"The report of my death was an exaggeration"
So wrote Mark Twain after learning that a reporter was sent to investigate whether he had died. I was reminded of this quote after reading the latest in a recent spate of articles predicting the decline of India as the leading global sourcing destination.
Citing unnamed "experts" the article, like others of its ilk, blamed wage inflation, hidden costs, and rising demand for skills as the reasons why companies are pulling out of outsourcing relationships or shifting offshore operations from India to "newer" locations.
There are a number of problems with this line of reasoning. First, it assumes that global services market is static and cost-obsessed and that the labor arbitrage model will always rein supreme.
Certainly, cost reduction is and will remain a principal goal driving companies to move IT and business process activities to offshore locations. But, it is not the only reason. Establishing market presence or supporting local business activities in emerging economies are among the others, as is the need mitigate geopolitical risks. Companies also look to different locations for local knowledge and linguistic and cultural reasons, e.g., to serve East Asia markets from China or EU countries from Central Europe.
Second, the thinking is that the limit for cost reduction opportunities in India has been reached and that the only alternative is to find someplace cheaper. In fact, experienced sourcing practitioners today are greater savings in India than when costs were lower.
These companies have developed and adopted best practices. They’ve moved beyond commodity transactional sourcing to strategic sourcing, shifting more and higher-value functions and activities offshore, not less; achieving quality, productivity, and efficiency improvements and changing operations models and strategies in the process.
Third, a result of competition from lower-cost locations is often a dampening of wage inflation in others.

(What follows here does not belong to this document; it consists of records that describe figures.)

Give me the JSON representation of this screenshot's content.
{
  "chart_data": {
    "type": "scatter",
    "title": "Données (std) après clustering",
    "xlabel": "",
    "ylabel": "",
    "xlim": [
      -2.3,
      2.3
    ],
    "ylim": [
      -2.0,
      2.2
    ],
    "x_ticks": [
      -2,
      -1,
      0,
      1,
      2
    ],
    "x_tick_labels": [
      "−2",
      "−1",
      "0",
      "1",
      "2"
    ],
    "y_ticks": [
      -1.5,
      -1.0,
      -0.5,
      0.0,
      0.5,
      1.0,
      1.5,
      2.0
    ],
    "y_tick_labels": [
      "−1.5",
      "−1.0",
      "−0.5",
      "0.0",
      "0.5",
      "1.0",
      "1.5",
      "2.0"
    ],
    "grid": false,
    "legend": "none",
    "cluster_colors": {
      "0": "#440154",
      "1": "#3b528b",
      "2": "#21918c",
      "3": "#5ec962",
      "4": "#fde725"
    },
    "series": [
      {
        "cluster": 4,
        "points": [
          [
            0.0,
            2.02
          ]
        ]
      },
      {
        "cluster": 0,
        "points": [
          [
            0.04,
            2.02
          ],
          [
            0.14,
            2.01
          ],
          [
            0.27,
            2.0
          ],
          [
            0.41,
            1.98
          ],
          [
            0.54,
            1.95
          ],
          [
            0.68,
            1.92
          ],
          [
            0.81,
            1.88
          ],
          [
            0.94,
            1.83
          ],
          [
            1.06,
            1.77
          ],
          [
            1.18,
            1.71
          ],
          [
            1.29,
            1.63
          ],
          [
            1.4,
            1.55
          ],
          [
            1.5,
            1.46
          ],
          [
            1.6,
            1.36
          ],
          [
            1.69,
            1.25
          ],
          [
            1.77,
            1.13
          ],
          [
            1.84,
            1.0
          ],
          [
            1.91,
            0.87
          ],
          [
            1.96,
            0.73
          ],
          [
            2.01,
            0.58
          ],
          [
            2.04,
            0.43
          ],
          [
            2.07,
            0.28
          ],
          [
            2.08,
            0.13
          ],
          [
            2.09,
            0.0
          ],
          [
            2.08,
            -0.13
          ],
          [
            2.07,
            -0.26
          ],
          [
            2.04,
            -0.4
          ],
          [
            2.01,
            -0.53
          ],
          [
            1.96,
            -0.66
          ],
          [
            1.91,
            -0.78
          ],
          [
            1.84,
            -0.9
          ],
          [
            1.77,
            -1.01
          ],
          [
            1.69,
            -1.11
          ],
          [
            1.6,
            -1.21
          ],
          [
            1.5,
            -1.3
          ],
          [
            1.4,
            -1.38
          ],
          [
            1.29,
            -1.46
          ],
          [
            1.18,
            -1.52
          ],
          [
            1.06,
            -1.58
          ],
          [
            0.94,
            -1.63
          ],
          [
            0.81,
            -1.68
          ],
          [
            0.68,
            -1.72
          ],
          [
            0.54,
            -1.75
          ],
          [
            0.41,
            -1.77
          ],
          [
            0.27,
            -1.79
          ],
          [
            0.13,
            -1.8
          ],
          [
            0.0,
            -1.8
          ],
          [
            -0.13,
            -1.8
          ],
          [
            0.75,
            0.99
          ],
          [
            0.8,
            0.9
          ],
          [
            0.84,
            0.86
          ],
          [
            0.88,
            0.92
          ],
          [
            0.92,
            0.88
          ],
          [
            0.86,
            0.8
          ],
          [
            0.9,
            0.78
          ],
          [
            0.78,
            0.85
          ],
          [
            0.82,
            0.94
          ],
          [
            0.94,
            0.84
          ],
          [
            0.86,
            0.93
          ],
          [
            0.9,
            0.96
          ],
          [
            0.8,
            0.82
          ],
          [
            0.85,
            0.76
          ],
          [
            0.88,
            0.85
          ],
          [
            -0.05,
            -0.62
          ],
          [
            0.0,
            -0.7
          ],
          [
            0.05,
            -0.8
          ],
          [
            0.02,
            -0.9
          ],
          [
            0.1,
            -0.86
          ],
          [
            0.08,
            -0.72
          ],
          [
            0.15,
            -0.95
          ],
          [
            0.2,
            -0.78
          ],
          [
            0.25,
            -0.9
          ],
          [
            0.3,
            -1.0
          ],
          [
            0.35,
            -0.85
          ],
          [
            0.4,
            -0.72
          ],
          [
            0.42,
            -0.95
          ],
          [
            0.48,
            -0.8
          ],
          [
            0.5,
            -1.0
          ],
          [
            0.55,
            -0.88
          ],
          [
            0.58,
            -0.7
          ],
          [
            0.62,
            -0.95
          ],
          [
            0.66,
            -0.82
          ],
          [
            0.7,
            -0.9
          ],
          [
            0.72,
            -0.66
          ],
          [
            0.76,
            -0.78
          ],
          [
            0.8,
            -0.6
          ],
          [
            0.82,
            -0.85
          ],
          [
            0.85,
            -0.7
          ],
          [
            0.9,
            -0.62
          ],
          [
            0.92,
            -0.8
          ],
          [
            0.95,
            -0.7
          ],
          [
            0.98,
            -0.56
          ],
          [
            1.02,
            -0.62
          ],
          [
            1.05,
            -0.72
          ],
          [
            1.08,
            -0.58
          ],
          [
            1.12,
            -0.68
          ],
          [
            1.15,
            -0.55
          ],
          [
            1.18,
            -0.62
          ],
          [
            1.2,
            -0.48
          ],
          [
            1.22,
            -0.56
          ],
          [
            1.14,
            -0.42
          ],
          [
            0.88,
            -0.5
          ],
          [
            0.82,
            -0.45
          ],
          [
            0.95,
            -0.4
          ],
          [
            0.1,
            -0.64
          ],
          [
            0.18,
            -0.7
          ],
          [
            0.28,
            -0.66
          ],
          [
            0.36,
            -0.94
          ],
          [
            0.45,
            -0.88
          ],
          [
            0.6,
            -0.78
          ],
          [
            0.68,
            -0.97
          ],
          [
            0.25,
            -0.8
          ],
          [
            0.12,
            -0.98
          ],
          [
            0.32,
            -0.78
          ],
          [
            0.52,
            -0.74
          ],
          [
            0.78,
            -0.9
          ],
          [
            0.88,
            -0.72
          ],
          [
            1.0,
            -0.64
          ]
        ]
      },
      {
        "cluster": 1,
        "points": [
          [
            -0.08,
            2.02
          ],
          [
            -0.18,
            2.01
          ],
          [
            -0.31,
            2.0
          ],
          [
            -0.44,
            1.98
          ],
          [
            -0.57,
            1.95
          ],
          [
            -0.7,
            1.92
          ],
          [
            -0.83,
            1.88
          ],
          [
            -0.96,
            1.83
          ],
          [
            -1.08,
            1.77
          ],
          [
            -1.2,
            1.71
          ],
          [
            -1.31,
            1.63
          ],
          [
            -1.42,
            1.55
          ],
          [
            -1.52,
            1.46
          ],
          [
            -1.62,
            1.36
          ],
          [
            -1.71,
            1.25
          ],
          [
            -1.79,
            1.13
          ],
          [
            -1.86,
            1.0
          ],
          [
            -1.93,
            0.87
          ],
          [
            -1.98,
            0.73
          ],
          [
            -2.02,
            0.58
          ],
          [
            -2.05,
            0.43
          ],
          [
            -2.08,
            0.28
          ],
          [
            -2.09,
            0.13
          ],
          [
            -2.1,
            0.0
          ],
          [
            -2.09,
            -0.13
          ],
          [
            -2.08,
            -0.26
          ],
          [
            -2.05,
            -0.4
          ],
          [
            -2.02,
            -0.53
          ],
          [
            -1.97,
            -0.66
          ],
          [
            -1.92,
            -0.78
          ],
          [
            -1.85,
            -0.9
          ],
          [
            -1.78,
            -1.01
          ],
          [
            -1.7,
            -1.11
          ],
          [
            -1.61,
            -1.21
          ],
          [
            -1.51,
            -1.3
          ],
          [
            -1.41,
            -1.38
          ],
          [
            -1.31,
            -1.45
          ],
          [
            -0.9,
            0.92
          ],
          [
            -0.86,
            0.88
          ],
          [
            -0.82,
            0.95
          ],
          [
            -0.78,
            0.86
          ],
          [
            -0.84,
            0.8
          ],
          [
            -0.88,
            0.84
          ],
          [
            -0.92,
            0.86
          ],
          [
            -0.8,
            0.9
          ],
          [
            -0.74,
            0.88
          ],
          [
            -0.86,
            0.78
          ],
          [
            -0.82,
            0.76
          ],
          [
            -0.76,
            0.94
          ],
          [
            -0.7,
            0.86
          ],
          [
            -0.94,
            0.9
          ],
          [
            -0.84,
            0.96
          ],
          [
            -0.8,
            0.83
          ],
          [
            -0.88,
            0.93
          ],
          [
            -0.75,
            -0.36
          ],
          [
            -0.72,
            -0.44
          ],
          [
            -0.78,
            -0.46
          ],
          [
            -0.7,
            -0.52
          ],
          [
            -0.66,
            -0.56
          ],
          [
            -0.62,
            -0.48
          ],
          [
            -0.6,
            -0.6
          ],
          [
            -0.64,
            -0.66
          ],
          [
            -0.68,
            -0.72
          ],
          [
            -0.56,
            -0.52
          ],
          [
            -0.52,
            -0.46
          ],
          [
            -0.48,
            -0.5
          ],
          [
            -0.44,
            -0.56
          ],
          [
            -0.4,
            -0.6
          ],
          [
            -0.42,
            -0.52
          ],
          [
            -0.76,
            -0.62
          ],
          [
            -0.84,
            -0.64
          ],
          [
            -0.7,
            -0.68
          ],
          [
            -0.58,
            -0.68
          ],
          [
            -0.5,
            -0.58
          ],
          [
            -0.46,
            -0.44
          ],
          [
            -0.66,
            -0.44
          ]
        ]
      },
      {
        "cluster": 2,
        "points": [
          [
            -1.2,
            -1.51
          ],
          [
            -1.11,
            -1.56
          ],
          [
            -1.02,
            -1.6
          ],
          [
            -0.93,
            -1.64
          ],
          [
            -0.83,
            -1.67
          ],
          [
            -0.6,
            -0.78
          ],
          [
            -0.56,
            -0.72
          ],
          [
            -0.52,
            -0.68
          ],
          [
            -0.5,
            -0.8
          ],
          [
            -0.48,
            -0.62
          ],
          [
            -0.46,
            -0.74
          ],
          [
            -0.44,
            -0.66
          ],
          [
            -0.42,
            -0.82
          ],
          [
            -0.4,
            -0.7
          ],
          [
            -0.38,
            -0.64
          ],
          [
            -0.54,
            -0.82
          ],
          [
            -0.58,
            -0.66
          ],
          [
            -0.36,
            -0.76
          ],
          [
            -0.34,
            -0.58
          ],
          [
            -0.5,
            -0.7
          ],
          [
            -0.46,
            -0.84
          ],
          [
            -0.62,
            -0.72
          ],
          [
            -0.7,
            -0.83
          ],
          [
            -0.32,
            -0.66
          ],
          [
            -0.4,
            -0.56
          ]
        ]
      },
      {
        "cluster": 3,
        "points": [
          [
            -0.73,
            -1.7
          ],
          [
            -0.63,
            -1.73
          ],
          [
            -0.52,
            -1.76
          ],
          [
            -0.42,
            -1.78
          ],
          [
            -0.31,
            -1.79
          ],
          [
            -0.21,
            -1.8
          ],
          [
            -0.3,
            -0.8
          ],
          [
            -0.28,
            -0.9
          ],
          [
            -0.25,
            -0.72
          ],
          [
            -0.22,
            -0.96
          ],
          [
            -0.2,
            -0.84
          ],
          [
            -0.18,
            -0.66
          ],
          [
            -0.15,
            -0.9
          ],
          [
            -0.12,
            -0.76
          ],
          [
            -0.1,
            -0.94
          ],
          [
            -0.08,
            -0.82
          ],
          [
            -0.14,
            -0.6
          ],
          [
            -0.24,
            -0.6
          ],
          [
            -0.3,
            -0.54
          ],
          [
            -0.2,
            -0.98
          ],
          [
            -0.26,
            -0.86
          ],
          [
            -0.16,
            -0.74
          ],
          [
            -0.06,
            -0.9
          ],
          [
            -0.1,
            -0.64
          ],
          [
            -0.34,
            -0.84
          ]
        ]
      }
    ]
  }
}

Today’s labor cost gap is tomorrow’s level playing field. Moreover, as demand for technology skills to serve domestic needs in countries such as China increases, wage inflation will follow, as it already has in manufacturing.
Finally, the ongoing debate about what location will be "the next India" is based on an outmoded "offshore outsourcing" model, not a global sourcing one that is increasingly about vendor relationships and efficiency improvements. The fact is that today's mature practitioners are just as likely if not more likely to rely on current partners to fulfill their geography resource requirements than establish new relationships.
Multi-sourcing isn't about promiscuous sourcing, moving from country to country, company to company. Successful sourcing practitioners are looking to consolidate vendor partnerships, not add more.
Does this mean that they aren't looking to benefit from having a larger geographic footprint? No. It just means that the sourcing industry, like the global economy, is undergoing fundamental changes. In that regard, it's safe to say that reports of the decline of India as a sourcing destination are exaggerated.